The beer was excellent, the fries were fine, and the atmosphere was absurd. The pub was darkly lit, but the conference center’s fluorescent lightning bled in through its front entrance, making for a disorienting contrast. As our writer David Hormell noted in his review of the pub in 2016, the restaurant gives off more of a school cafeteria vibe than a pub. In spite of these oddities, Emily and I enjoyed our time in this corner of Garrett.

At 3:59, someone turned the lights off. I chugged the remainder of my beer, and we reluctantly left our weird pub haven.

4 p.m.

Next up was the dreaded kiss under the Kissing Bridge. In lieu of anyone to kiss, I opted for swiping through Tinder. If kissing someone for the first time under the bridge means you’ll be together forever, does matching with someone on Tinder mean the same? I guess the myth needs to be updated for the 21st century.

Either way, the late afternoon sun made it hard to see my screen, and I didn’t get any matches.

4:30 p.m.

I hate to be the bearer of bad news, but I have no choice: the Cherry Hall roof tradition is dead. As instructed by my brave predecessors, I climbed to the building’s third floor and attempted to unlatch one of the windows leading to the roof. It didn’t budge. I tried several more, once even climbing onto a railing in the staircase (if anyone with the authority to punish me is reading this, I didn’t actually do any of these things, and you can’t prove I did!)

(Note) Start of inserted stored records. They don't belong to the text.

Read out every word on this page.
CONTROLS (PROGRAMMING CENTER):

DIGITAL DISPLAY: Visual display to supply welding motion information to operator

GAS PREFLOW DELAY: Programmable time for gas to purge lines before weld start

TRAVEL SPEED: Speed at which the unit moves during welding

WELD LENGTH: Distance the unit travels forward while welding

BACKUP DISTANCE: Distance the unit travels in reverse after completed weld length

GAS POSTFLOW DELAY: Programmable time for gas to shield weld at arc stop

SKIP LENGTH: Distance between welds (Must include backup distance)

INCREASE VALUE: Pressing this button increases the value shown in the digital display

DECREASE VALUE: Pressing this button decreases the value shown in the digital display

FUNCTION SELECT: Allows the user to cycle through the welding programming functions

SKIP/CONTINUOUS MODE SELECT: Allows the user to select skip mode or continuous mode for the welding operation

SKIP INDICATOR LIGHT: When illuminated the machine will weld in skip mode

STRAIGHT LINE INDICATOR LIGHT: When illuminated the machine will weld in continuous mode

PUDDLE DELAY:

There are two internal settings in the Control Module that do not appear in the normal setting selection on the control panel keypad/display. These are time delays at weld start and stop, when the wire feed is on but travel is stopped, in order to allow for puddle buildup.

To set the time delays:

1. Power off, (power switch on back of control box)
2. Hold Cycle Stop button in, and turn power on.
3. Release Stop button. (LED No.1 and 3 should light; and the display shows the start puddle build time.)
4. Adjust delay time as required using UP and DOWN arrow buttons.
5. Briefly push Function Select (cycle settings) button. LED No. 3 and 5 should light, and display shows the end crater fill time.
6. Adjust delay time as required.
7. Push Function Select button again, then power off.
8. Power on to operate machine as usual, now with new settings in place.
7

We were crestfallen, and my forearm was strained from the exertion.

Emily, who is a geography minor, suggested we head to the Environmental Sciences and Technologies Building. On the building’s fourth floor is the meteorology observation deck. It’s not quite a roof, but it’s open to students and has a beautiful view of campus. Overall, the experience lacked the thrill of an illicit activity but was lovely nonetheless.

5 p.m.

Accessing the secret library took knowing the right people. Talisman videographer Lauren Bond connected us to Arielle Conrad, the Sellersburg, Indiana, junior and musical theater major in charge of props storage in Gordon Wilson Hall. We met Conrad on the first floor of Gordon Wilson, and she led us down a dark hallway by the beam of her iPhone flashlight.

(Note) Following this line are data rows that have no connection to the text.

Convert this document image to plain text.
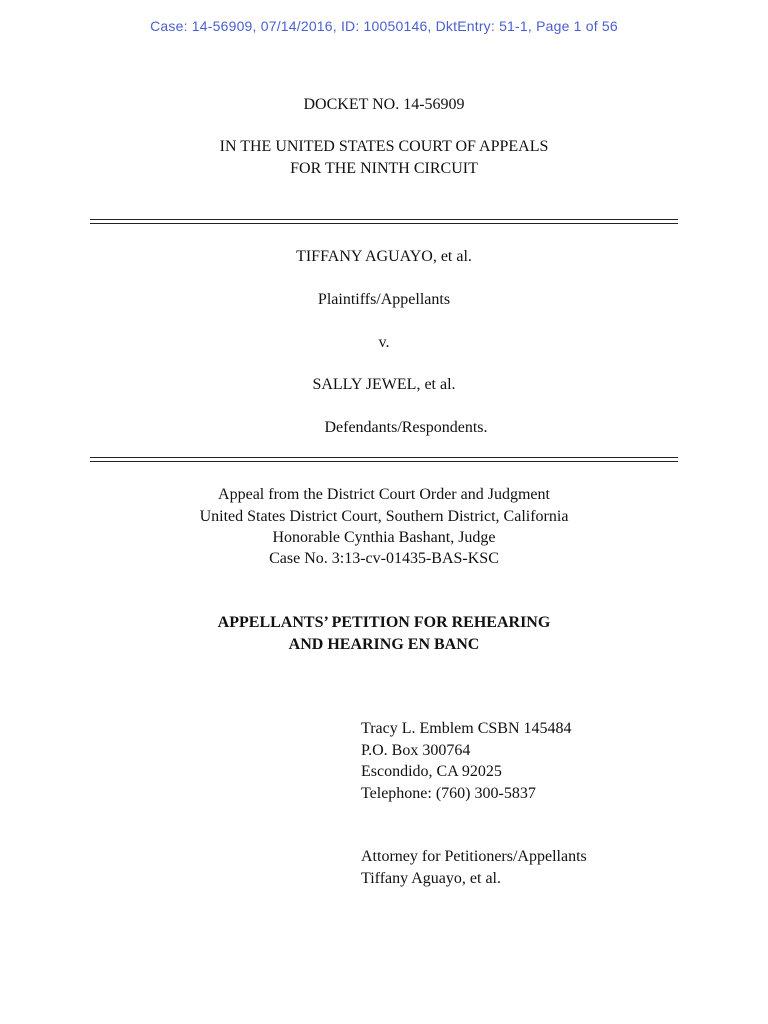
Case: 14-56909, 07/14/2016, ID: 10050146, DktEntry: 51-1, Page 1 of 56
DOCKET NO. 14-56909
IN THE UNITED STATES COURT OF APPEALS
FOR THE NINTH CIRCUIT
TIFFANY AGUAYO, et al.
Plaintiffs/Appellants
v.
SALLY JEWEL, et al.
Defendants/Respondents.
Appeal from the District Court Order and Judgment
United States District Court, Southern District, California
Honorable Cynthia Bashant, Judge
Case No. 3:13-cv-01435-BAS-KSC
APPELLANTS’ PETITION FOR REHEARING
AND HEARING EN BANC
Tracy L. Emblem CSBN 145484
P.O. Box 300764
Escondido, CA 92025
Telephone: (760) 300-5837
Attorney for Petitioners/Appellants
Tiffany Aguayo, et al.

Conrad unlocked the door with her massive ring of keys and let us into the four-story tall props storage vault. The first floor was filled with beautiful vintage furniture, from dining chairs with red leather upholstery to floral couches straight out of your grandmother’s sitting room. The subsequent levels were lined metal shelves, each bearing their own oddities. One floor contained more shoes than I’d ever seen in my life. Another held rows of empty liquor bottles. A stuffed bird in a cage hung from the ceiling on another.

“A lot of people think it’s haunted,” Conrad said. “I kind of do as well.”

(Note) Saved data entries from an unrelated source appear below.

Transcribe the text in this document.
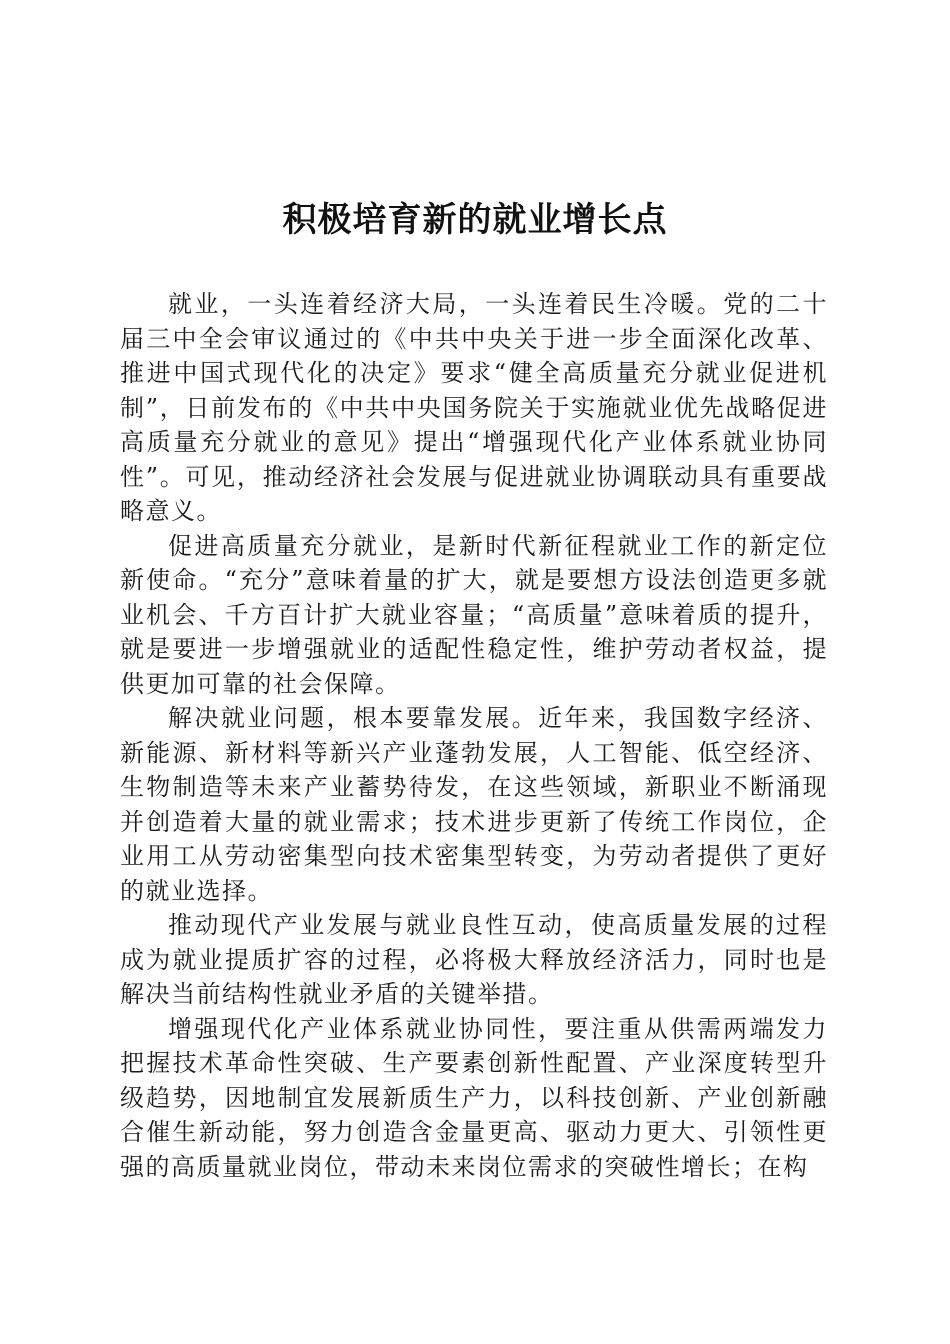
积极培育新的就业增长点

就业，一头连着经济大局，一头连着民生冷暖。党的二十届三中全会审议通过的《中共中央关于进一步全面深化改革、推进中国式现代化的决定》要求“健全高质量充分就业促进机制”，日前发布的《中共中央国务院关于实施就业优先战略促进高质量充分就业的意见》提出“增强现代化产业体系就业协同性”。可见，推动经济社会发展与促进就业协调联动具有重要战略意义。

促进高质量充分就业，是新时代新征程就业工作的新定位新使命。“充分”意味着量的扩大，就是要想方设法创造更多就业机会、千方百计扩大就业容量；“高质量”意味着质的提升，就是要进一步增强就业的适配性稳定性，维护劳动者权益，提供更加可靠的社会保障。

解决就业问题，根本要靠发展。近年来，我国数字经济、新能源、新材料等新兴产业蓬勃发展，人工智能、低空经济、生物制造等未来产业蓄势待发，在这些领域，新职业不断涌现并创造着大量的就业需求；技术进步更新了传统工作岗位，企业用工从劳动密集型向技术密集型转变，为劳动者提供了更好的就业选择。

推动现代产业发展与就业良性互动，使高质量发展的过程成为就业提质扩容的过程，必将极大释放经济活力，同时也是解决当前结构性就业矛盾的关键举措。

增强现代化产业体系就业协同性，要注重从供需两端发力把握技术革命性突破、生产要素创新性配置、产业深度转型升级趋势，因地制宜发展新质生产力，以科技创新、产业创新融合催生新动能，努力创造含金量更高、驱动力更大、引领性更强的高质量就业岗位，带动未来岗位需求的突破性增长；在构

It’s spookiest at night, she said.

Finally, we climbed to the fourth floor for the pièce de résistance: the secret library. Evening light poured in through the building’s tall windows onto the spines of colorful, aging books. Most of them seemed to be literary journals and other archival works. There was even a spooky-looking book elevator.

The air was thick with the smell of books, and Emily and I loved running up and down between the stacks that contained so much character and history. The best part, we agreed, was getting to meet Conrad and learn about her world as a theater major and props master. By senior year, it’s easy to fall into comfortable familiarity with your own routine and spaces. I rarely deviate from my routine of going to class and the Talisman office, but this was an opportunity to do just that.

10 p.m.

Now that we’d completed most of our tasks, it was time to leave our marks on Bowling Green forever. We took a breath and plunged into the smoky fog of Rocky’s interior. A few of our friends from the Herald were playing pool (hi, Jeremy). Some dance majors we knew were celebrating their show’s opening night by putting us all to shame on the dancefloor.

We ordered our drinks and proceeded to the women’s bathroom. I stood on a chair in the first stall, unsheathed my Sharpie, and wrote, “Team Tali forever and ever.”

We spent the rest of our night dancing to Beyoncé next to people who were way better at it than us and soaking up the best of this town while we still can.